A Cranky L.A. Native Spends Thanksgiving in Town
Matt Logue

A Cranky L.A. Native Spends Thanksgiving in Town

During these late November days, I find myself walking bacon-wrapped-hot-dog-smelling streets, humming "It’s the Most Wonderful Time of The Year," but it has nothing to do with Christmas. It has nothing to do with overeating being socially acceptable for a few months or temperatures finally dipping low enough (this week aside) to comfortably wear more than a T-shirt without rage-demanding some AC, though these are very good things. No, I’m humming like the happiest of jerks this side of the San Gabriel Mountains because Thanksgiving brings with it the most striking seasonal change in Los Angeles: Starting this week, transplant Angelenos travel back home to spend the holiday season with their families of origin, leaving us born-and-raised City of Angels citizens with the very best version of our smog-induced-pink-sunsets hometown.

Gone are all the Hollywood hopefuls on flights back to Detroit and New Jersey with an arsenal of lies about how well their careers are developing. Gone are all the Silicon Beach newbies, Rick Caruso real estate wannabes and pasty Midwestern college students who clog our driving lanes and shopping aisles with their Pacific Ocean obsessions and food-truck dreams. Gone are all the headaches of existing in a city bursting at its bumper-smashing gridlocked seams.

Have you ever driven from West Hollywood to Staples Center in 20 minutes? Can I interest you in arriving right before an opening-night showing of PTA’s newest movie at the ArcLight with no seat reservations? How would you like it if I said every Whole Foods parking space from Silver Lake to PCH was yours for the taking?

Welcome to Thanksgiving in L.A. It’s the most wonderful time of the year.

The quiet calls for a nap, but there’s so much time off from work, I can finally do all the things I always wanted to when the city was packed. It’s time to live it up. It’s time to finally make that last-minute reservation at Felix, where I’ll eat more carbs in one sitting than the surgeon general suggests for a week. And I’ll be able to get into Felix because it’s Thanksgiving weekend. Thank you, L.A. transplants, for leaving to spend time with your parents who don’t understand why you’re still single. I’m going to eat mezze maniche alla gricia and tonarelli cacio e pepe while you’re home, not eating it. I’ll go on Resy and make this reservation and ... it’s, um ... it’s fully booked. Gotta be a mistake; it’s Thanksgiving in L.A. It’s the most wonderful time of the year.

Let me call.

Called. Not a mistake. They’re totally booked. No cacio for me.

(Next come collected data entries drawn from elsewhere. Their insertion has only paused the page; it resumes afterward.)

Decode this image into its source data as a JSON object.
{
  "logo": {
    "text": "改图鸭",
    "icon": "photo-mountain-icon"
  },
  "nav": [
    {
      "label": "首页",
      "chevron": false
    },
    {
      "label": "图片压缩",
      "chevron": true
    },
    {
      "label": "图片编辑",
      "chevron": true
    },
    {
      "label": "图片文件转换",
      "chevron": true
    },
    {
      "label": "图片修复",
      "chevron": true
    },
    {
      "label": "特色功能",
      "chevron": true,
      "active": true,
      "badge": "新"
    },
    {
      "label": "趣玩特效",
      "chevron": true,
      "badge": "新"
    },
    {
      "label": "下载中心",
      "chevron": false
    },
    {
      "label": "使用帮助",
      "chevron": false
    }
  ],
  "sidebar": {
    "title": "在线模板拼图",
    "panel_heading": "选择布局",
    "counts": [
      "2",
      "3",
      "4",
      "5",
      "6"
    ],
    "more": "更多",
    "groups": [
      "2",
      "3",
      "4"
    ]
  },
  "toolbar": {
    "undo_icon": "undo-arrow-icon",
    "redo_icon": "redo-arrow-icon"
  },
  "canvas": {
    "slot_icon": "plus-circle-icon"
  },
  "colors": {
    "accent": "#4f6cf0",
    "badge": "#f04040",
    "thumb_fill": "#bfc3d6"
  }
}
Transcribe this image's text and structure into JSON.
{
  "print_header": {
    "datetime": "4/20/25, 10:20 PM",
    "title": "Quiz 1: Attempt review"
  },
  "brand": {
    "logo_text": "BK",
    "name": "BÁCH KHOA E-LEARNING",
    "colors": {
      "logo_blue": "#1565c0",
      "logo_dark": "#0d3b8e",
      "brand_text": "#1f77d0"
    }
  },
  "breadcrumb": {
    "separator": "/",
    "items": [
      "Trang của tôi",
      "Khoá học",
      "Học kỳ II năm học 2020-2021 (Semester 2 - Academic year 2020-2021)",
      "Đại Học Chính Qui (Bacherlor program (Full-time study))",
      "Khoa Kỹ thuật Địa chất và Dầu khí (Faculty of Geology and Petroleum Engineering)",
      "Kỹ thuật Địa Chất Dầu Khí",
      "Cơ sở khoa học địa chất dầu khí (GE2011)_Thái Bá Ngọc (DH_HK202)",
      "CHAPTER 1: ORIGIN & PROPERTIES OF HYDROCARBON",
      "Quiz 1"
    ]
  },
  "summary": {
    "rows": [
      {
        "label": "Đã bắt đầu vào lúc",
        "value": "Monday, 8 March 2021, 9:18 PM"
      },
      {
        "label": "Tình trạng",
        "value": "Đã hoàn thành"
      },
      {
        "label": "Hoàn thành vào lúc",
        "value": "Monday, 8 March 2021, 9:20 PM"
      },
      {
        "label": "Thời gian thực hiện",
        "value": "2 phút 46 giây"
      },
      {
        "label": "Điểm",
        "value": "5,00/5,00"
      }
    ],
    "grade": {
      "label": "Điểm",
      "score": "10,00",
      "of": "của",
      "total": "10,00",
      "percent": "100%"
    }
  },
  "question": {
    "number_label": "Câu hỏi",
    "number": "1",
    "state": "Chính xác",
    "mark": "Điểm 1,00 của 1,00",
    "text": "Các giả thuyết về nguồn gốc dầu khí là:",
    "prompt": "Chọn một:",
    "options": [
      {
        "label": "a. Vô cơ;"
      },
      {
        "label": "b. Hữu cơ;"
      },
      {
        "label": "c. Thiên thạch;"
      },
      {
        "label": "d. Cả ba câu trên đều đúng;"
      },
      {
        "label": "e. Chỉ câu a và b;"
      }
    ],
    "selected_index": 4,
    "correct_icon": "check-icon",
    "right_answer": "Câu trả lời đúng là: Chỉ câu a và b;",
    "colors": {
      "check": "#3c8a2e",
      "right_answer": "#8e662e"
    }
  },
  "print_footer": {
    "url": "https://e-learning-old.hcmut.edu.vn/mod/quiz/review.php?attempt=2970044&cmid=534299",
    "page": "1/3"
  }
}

Bestia? Bestia seats twice as many people as Felix and I rarely get to Bestia because who’s really making reservations that far in advance and it’s Thanksgiving in L.A., where the city is emptier than a KFC bucket on Air Force One after a Trump flight to Florida. No time for OpenTable or any other reservation app, so let me just call the Arts District real quick ... and Bestia is booked as well.

But, let me tell you something, people: I climbed a basically desolate Runyon Canyon in record time earlier today — the hard route, not that easy paved shit — because it’s Thanksgiving weekend. It’s only us L.A. natives in the city. The real Angelenos. The ones that do not transplant! So, I call Jon & Vinny’s — and that’s no consolation prize, that’s top-notch, first-choice grub like my former choices and … nope, they got nothing. Then I call Madeo and it’s a nah from them, too.

Maybe it’s just Italian restaurants that are booked because that green, white and red flag cuisine is hotter than this unfortunate heat wave we’re currently living through. I try to call Mh Zh, but they’re so desperately hip they don’t even have a phone, so I check out the scene on some random Instagram live feed and I see people waiting in a fat cluster of a line for that Bub and Grandma’s seeded bread dipped in labneh and za'atar. It’s the most wonderful time of year in L.A. and our restaurants are so popular that losing a big fraction of population makes absolutely no difference. I’m equal parts proud and totally bummed, so I drive to Petit Trois where they don’t take reservations. There’s a line out the door of chilled-chablis-sipping L.A. natives just like me and I wait just as I would have a month ago; just as I should for an upper-echelon meal in one of the greatest food cities in the world.